Simon Riley
    c.ai

    Simon had been sitting in that cold plastic chair long before the guards even called for visitation, hands clasped so tightly his knuckles had gone white beneath the cuffs. He’d never admit it out loud, but he barely slept the night before—mind stuck on one thing, one person. His boy. His Luca. Three years old, all sunshine-colored hair and big blue eyes that could undo him faster than any enemy he’d ever faced.

    Jail wasn’t where he was supposed to be. A bar fight that got out of hand, fists thrown to protect someone who didn’t bother sticking around afterward—that’s all it took. His record did the rest. Straight in. No questions. No time for explanations. And now Price and Soap were stuck with a toddler who woke up asking for his dad every morning.

    Soap answered the phone every damn time he called from the inside. “He’s good, LT. Ate two bowls of cereal and tried to ride the dog again.” Simon would close his eyes, lean against the cool metal of the receiver, and pretend he could feel those tiny hands grabbing onto his shirt.

    But pretending was nothing compared to today.

    The visitation room buzzed with noise—chairs scraping, kids crying, guards barking orders. Simon listened for none of it. His heart hammered in his ears as he sat forward, eyes fixed on the entrance where families were being let in one by one. He kept his mask of calm on, shoulders squared, posture rigid, though inside he was shaking like he’d just walked off a battlefield.

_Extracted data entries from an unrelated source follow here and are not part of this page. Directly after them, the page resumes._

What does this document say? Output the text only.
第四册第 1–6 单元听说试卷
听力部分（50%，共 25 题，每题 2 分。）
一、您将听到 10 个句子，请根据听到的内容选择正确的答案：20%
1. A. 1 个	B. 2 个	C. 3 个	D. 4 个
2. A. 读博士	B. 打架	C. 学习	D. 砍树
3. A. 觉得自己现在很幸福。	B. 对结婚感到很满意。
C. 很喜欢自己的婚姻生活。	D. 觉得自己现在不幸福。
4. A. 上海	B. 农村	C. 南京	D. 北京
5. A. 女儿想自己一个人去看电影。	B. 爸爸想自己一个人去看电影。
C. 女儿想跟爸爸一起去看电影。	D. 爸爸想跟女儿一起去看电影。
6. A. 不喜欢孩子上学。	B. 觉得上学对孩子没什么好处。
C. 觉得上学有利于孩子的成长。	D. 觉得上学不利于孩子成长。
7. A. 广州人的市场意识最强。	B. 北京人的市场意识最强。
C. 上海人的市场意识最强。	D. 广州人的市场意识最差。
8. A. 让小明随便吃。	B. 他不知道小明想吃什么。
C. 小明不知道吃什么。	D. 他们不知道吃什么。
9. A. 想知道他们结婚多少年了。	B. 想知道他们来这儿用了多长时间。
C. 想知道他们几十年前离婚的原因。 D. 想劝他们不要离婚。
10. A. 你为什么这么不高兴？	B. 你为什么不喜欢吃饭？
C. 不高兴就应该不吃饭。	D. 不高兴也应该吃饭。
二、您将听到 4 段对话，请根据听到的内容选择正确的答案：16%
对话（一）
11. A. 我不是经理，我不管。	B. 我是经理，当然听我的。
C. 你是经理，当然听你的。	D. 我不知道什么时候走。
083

    Then he heard it—Soap’s unmistakable voice grumbling something under his breath. Price’s heavier steps. And then the softest sound in the world—little feet pattering unevenly.

    Simon shot to his feet so fast the guard stationed behind him muttered a warning.

    There he was.

    Luca, perched on Soap’s hip, clutching a stuffed bear by one ear, his messy blond hair even messier than usual from the cold outside. His eyes were wide and bright the moment they landed on Simon through the glass, tiny hand already reaching, already pressing against the barrier as if he could push right through it.

    Simon’s breath stuttered. His throat burned. He stepped forward until his palms rested against the divider, directly over where Luca’s small hand pressed from the other side. “Hey, little man…” he murmured, though the glass muted the words. His smile—rare, uneven, soft—pulled at his mouth.

    Soap set Luca down on the stool on the other side of the booth, muttering something like, “Told ye he’d be early. Idiot practically ran here.”

    Price gave a quiet nod of greeting, the kind that said we’ve got him, don’t worry.

    Simon didn’t look away from his son. Couldn’t.

    “Look at you, you’ve gotten so big..” he whispered, eyes warming, filling. “Missed you, sunshine.”

    And even though the glass blocked him, even though rules said no physical contact, Simon Riley was already thinking—no, planning—exactly how he was going to get a damn hug from his boy today. One way or another. He’d bend every rule in the building if he had to.